Jul.10, 2013
Matthew Plummer-Fernandez is a British/ Colombian artist exploring emerging technology and culture. He uses scanning, 3D printing and computational approaches to making artefacts, both physical and digital. In his previous work Digital Natives set, everyday items such as toys and detergent bottles are 3D scanned using a digital camera and then distorted and abstracted into new primordial forms.
Plummer-Fernandez's latest work the Venus of Google was generated using algorithmic image-comparison technique. The subject was 'found' when Plummer-Fernandez was googling a photograph via Google Image Search.
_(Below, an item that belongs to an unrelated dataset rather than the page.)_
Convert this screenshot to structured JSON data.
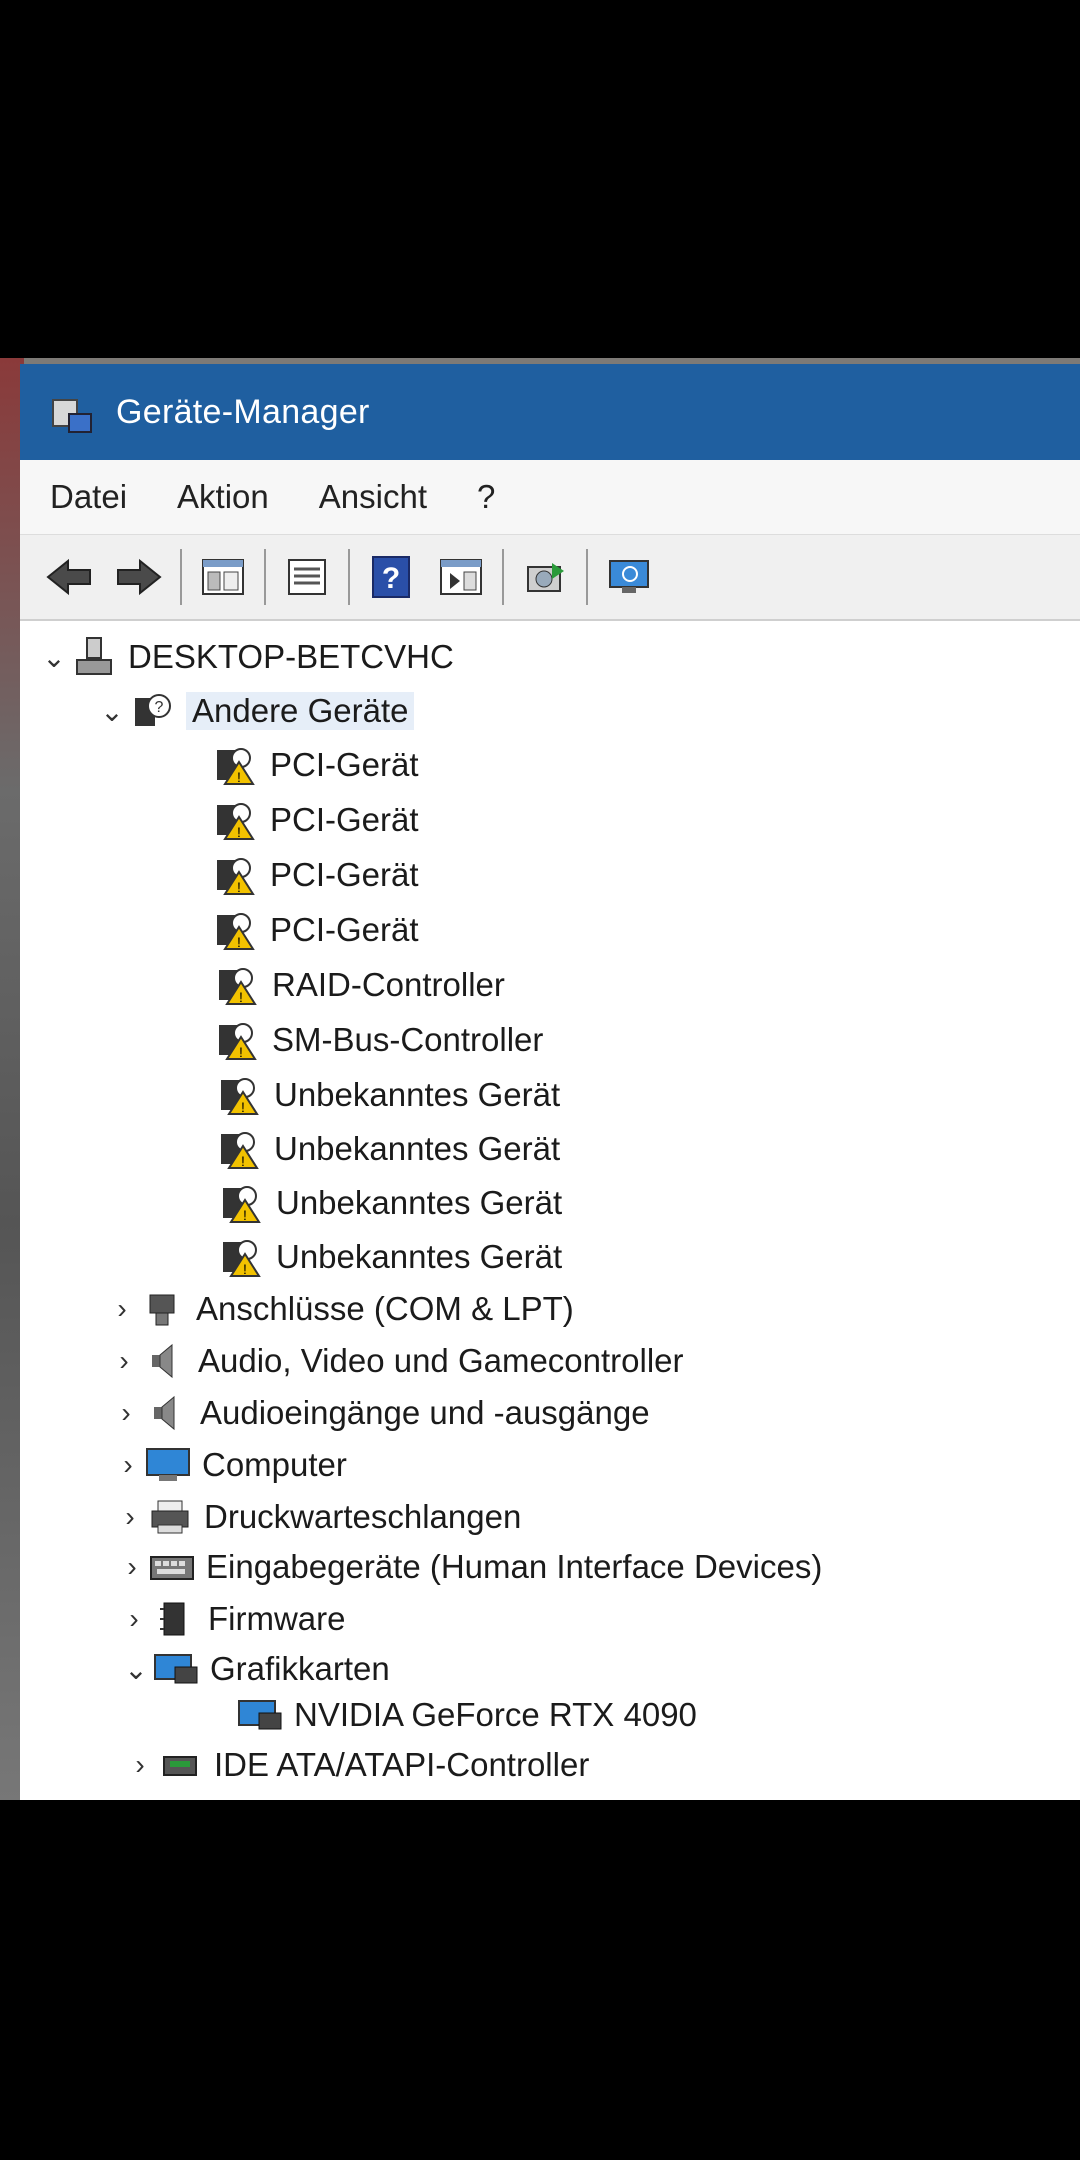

The Google search returned visually similar results, one of these being an image of a woman modelling a body-wrap garment. I then used a similar algorithmic image-comparison technique to drive the automated design of a 3D printable object. The 'Hill-Climbing' algorithm starts with a plain box shape and tries thousands of random transformations and comparisons between the shape and the image, eventually mutating towards a form resembling the found image in both shape and colour.
Matthew has also used some other applications to help with the design. The 3D Mesh render and distortion is done with Processing and the Hemesh library. The image comparison is managed with a Python script calling a command-line tool called ImageMagick. The object was then printed on Z-Corp printer by Shapeways.